Sex was the worst thing in the world. It had to be. I knew it was, the way my mother and other people — neighbors, people in the church — talked about it. I was afraid that I was going to hell because I liked to play with myself. In fact, I jacked off whenever possible.

Unknowingly, my mother had added excitement to my favourite pleasure. About a month earlier, she had gotten out a couple of old boxes from the back of her closet. "Look through here,'' she suggested, "see if there's anything that fits you."

"Who's are they?"

"They were your father's," she said in that special tone reserved for the man I daydreamed of so often.

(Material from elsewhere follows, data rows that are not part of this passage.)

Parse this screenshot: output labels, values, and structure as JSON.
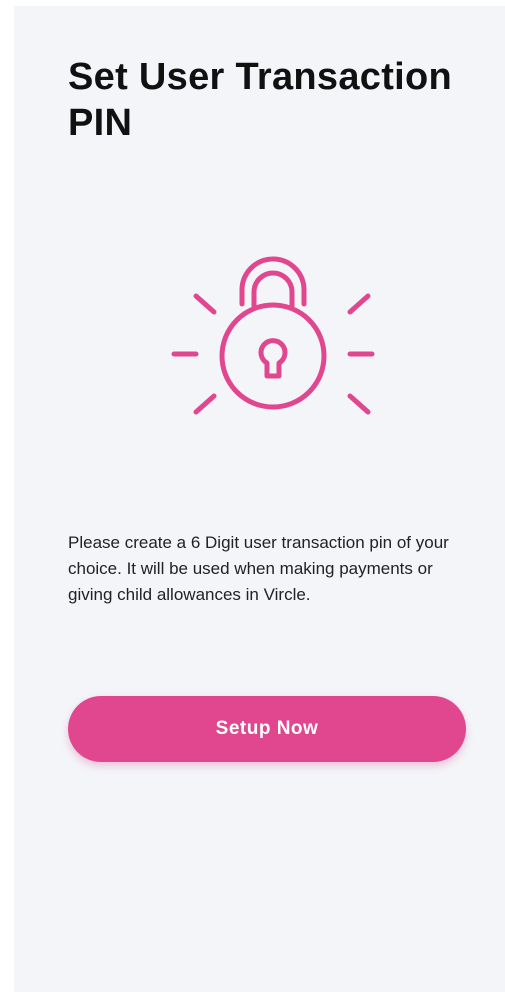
{
  "page": {
    "title": "Set User Transaction PIN",
    "description": "Please create a 6 Digit user transaction pin of your choice. It will be used when making payments or giving child allowances in Vircle."
  },
  "illustration": {
    "icon": "lock-icon",
    "color": "#e0478f"
  },
  "actions": {
    "setup_label": "Setup Now"
  },
  "colors": {
    "accent": "#e0478f",
    "background": "#f4f5f9"
  }
}
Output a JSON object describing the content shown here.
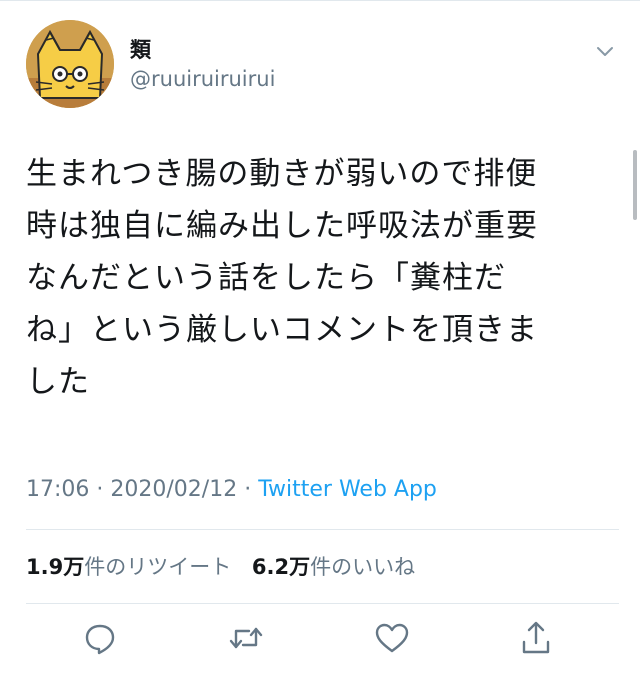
{
  "user": {
    "display_name": "類",
    "handle": "@ruuiruiruirui"
  },
  "tweet": {
    "lines": [
      "生まれつき腸の動きが弱いので排便",
      "時は独自に編み出した呼吸法が重要",
      "なんだという話をしたら「糞柱だ",
      "ね」という厳しいコメントを頂きま",
      "した"
    ]
  },
  "meta": {
    "time": "17:06",
    "separator": "·",
    "date": "2020/02/12",
    "source": "Twitter Web App"
  },
  "stats": {
    "retweets_count": "1.9万",
    "retweets_label": "件のリツイート",
    "likes_count": "6.2万",
    "likes_label": "件のいいね"
  },
  "actions": [
    "reply-icon",
    "retweet-icon",
    "like-icon",
    "share-icon"
  ],
  "colors": {
    "text": "#14171a",
    "secondary": "#657786",
    "link": "#1da1f2",
    "divider": "#e1e8ed"
  }
}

I was immediately excited. The idea of wearing something which had once been my father's, which had been around his body, was like a narcotic to my brain. I had seen old pictures of Dad, of course. He had always been my ideal. I mean, my ideal man, the one I would most like to resemble, the one who's body most appealed to me.

I tried at first to untie the knots of twine around the boxes, but found it too difficult. I was nervous, making the task almost impossible. So, pretending nonchalance, I carried my treasure to my room and cut the twine with a pocket knife.

Upending the first box upon my bed, I spread out the contents. Sifting through the clothing, my hands came to rest upon what looked like a brown, silk shirt. When I examined the label I discovered that it was, indeed, pure silk. There were stains — a slight whitening at the armpits — but knowing that they had been created by my father enhanced the shirt. I considered the marks medals he had bestowed upon me. Quickly, I pulled my tee-shirt over my head and slipped the wonderful feeling garment onto my body. If was like the touch of a lover, caressing me everywhere. Standing in front of the long mirror of Grandma's old dressing table, I saw that the seams at the shoulders hung down about an inch. The sleeves themselves were too long, but by rolling them, I could easily wear the shirt. It fit me loosely, but I figured, in time, I would grow to be my father's size; it would fit me exactly as it had him.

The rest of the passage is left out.